RIKEN Center for Sustainable Resource Science, Japan

Title: Chemical genomics for target identification of antifungal theonellamides

Biography

Minoru Yoshida received his PhD (1986) from the University of Tokyo, where he worked as Assistant and Associate Professors and accomplished mode-of-action studies on trichostatin A (TSA) and leptomycin B (LMB). He identified histone deacetylase and Crm1 as the specific targets of TSA and LMB, respectively. He moved to RIKEN as Chief Scientist in 2002, and has been playing a leading role in chemical biology.His work has unearthed new targets for drug discovery, and several inhibitors of these targets have come into practical use as anticancer drugs. He received many awards including Japan Academy Prize.

Abstract

Identification of the cellular targets of bioactive small molecules is a major challenge in the development of these molecules as biological tools and therapeutics. Recently, much attention has been drawn to a chemical genetic approach, which uses physical and/or genetic interaction between the compound and its target. Thanks to a wealth of genomic information, genome-wide screening of genetic interaction has become available.

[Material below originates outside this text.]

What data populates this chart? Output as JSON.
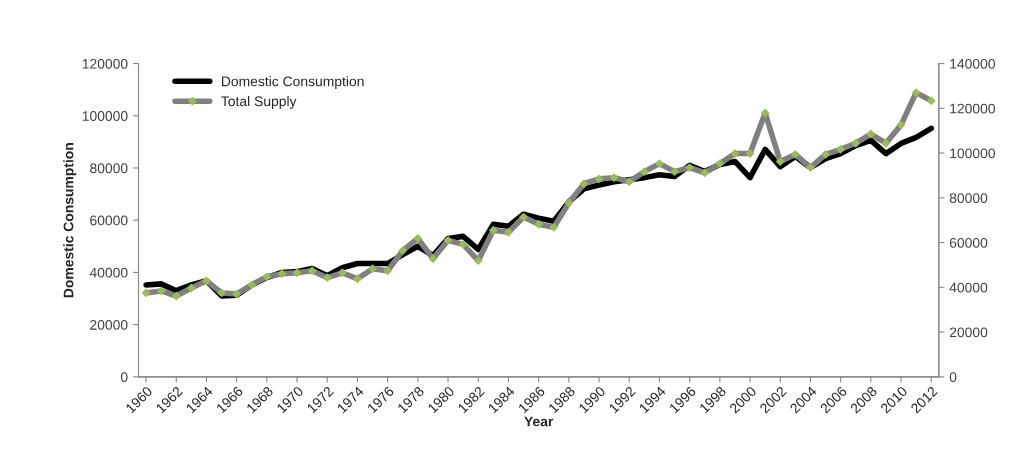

We constructed a whole ORF library (ORFeome) of fission yeast and performed reverse proteomics including global analyses of protein subcellular localization (localizome) and protein gel mobility (mobilitome). In combination with these databases and chemical genetic profiling using the strains expressing the ORFeome, we developed a systematic method for drug target identification. This method enabled us to identify the rather unusual mechanism of action of theonellamides (TNMs), marine antifungal cyclic peptides. TNMs were shown to bind to 3beta-hydroxysterols including ergosterol in the fungal cell membrane, thereby inducing abnormal accumulation of 1,3--glucan, proving the effectiveness of chemical genomics. Furthermore, we show that in mammalian cells TNMs recognize specific cholesterol-containing membrane domains, induce phase separation of lipid membranes, and induce cell contraction. The usefulness of TNMs as a tool for lipid biology will be discussed.